La médaille d’honneur régionale, départementale et communale récompense l’engagement, la compétence professionnelle et le dévouement des agents publics territoriaux. Elle distingue notamment les agents ayant accompli une durée significative de services : vingt ans pour l’échelon argent, trente ans pour l’échelon vermeil, trente-cinq ans pour l’échelon or.
Mais une question revient régulièrement dans les collectivités : cette médaille peut-elle ouvrir droit à une gratification financière ?
La réponse n’est pas automatique. Aucun texte général ne prévoit, à lui seul, le versement obligatoire d’une prime ou d’une indemnité à l’occasion de l’attribution de cette distinction honorifique. Une collectivité ne peut donc pas créer librement une gratification sans base légale.
Pour autant, la situation est différente lorsqu’une gratification existait déjà historiquement dans la collectivité.
Dans l’affaire jugée par la cour administrative d’appel de Versailles le 23 avril 2026, un agent communal demandait le versement de la gratification correspondant à l’échelon argent de la médaille d’honneur régionale, départementale et communale. La commune avait refusé implicitement sa demande.
La cour a examiné l’origine de cet avantage. Elle a relevé qu’une délibération municipale du 19 février 1986 prévoyait le versement d’une indemnité forfaitaire aux agents bénéficiaires de la médaille. Cette même délibération indiquait que l’avantage était déjà accordé auparavant par le comité des œuvres sociales de la collectivité.
Ce point a été déterminant.
Pour les juges, la gratification devait bien être regardée comme un complément de rémunération.
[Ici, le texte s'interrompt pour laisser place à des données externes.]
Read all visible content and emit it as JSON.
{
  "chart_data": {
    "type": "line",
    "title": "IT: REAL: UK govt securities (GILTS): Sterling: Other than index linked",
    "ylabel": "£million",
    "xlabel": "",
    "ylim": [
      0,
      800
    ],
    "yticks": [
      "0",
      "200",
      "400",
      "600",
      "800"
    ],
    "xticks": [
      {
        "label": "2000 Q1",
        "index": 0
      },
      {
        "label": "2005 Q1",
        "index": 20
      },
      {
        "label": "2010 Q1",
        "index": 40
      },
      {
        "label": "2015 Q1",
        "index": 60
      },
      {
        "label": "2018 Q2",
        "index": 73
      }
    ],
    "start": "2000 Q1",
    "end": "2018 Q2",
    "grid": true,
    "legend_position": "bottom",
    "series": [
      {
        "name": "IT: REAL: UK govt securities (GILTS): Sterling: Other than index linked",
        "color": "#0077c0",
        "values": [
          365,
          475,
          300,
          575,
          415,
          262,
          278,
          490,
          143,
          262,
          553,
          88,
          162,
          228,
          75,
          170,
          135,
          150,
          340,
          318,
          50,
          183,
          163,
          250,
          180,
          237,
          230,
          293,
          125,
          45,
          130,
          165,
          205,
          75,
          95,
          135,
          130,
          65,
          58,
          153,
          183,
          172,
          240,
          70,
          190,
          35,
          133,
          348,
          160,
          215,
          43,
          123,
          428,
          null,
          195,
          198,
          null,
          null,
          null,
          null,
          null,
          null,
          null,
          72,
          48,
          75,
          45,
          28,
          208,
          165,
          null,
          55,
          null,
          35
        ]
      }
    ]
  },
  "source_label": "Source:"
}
Mais elle pouvait être maintenue légalement, car elle constituait un avantage collectivement acquis avant l’entrée en vigueur de la loi du 26 janvier 1984, à condition d’avoir été repris dans le budget communal.
La commune n’ayant pas démontré que cet avantage n’aurait pas existé avant 1984, ni qu’il n’aurait pas été intégré régulièrement au budget, l’agent était fondé à obtenir le versement demandé.
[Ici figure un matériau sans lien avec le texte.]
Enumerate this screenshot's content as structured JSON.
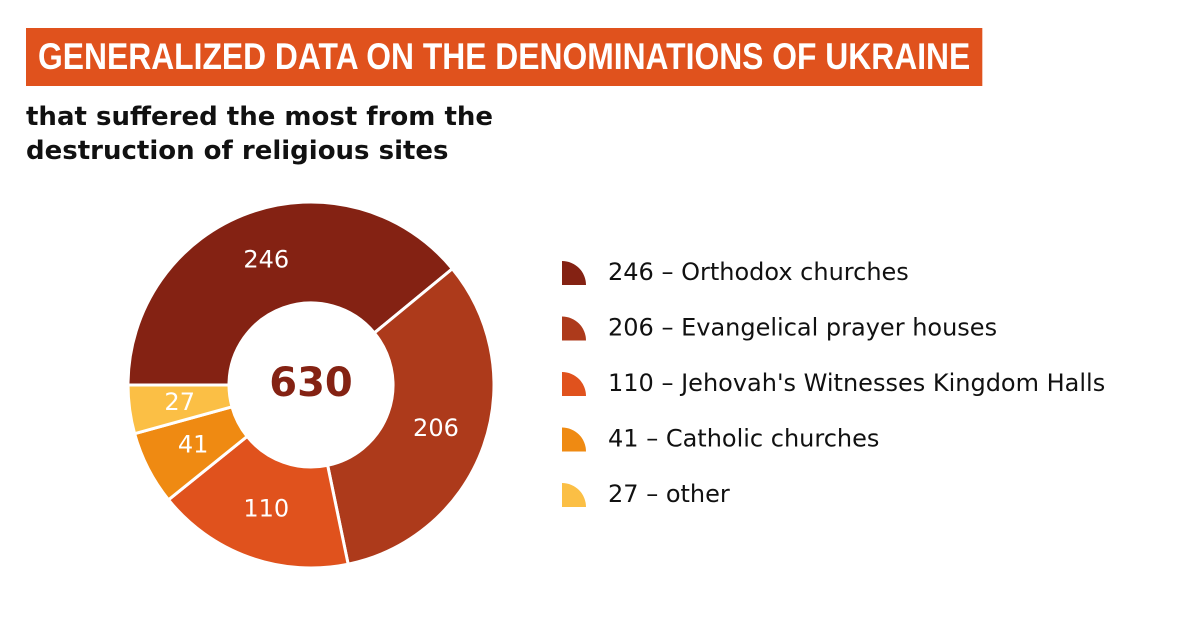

Cette décision est utile pour les agents territoriaux, car elle rappelle qu’un avantage ancien ne disparaît pas nécessairement parce qu’il ne figure pas dans le régime indemnitaire actuel. Lorsqu’un avantage collectif a été instauré avant le 28 janvier 1984 et qu’il a été budgétairement repris par la collectivité, il peut continuer à produire des effets.
Pour les agents concernés, la vigilance est donc de mise. En cas de refus de versement d’une gratification historiquement attachée à la médaille d’honneur, il peut être utile de rechercher les délibérations anciennes, les documents budgétaires, les archives du comité des œuvres sociales ou tout document interne démontrant que l’avantage existait déjà avant 1984.
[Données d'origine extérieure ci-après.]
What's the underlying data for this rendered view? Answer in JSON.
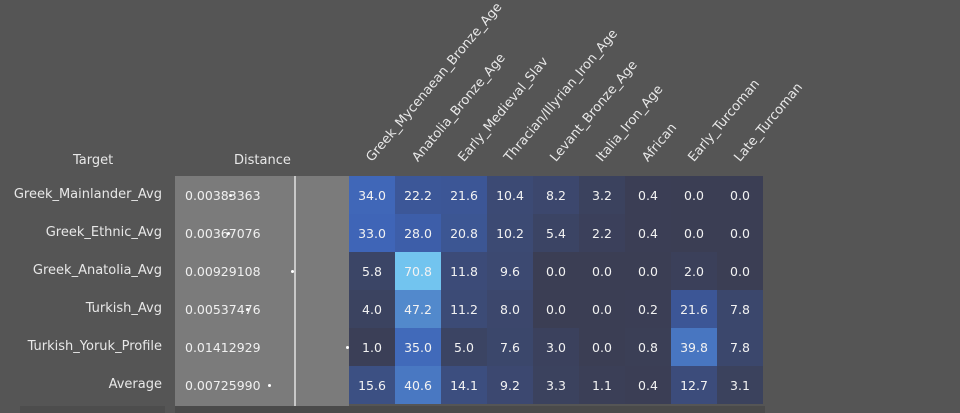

Cette jurisprudence ne crée pas un droit général à prime pour tous les agents décorés. Elle confirme en revanche qu’un avantage historique, collectif et budgété peut être opposé à la collectivité.
Pour le SNT, cette décision rappelle une exigence simple : les droits collectivement acquis doivent être respectés. Lorsqu’un avantage a été construit dans l’histoire sociale d’une collectivité, il ne peut pas être écarté sans examen sérieux de son origine, de sa portée et de sa régularité.
À retenir pour les agents :
- la médaille d’honneur ne donne pas automatiquement droit à une gratification ;
- une gratification ancienne peut être maintenue si elle existait avant le 28 janvier 1984 ;
- l’avantage doit avoir été collectif et intégré au budget de la collectivité ;
- les archives locales peuvent être déterminantes pour faire reconnaître ce droit ;
- en cas de refus, il faut demander les fondements précis de la décision de la collectivité.
Source juridique principale : CAA Versailles, 23 avril 2026, n° 26VE00468.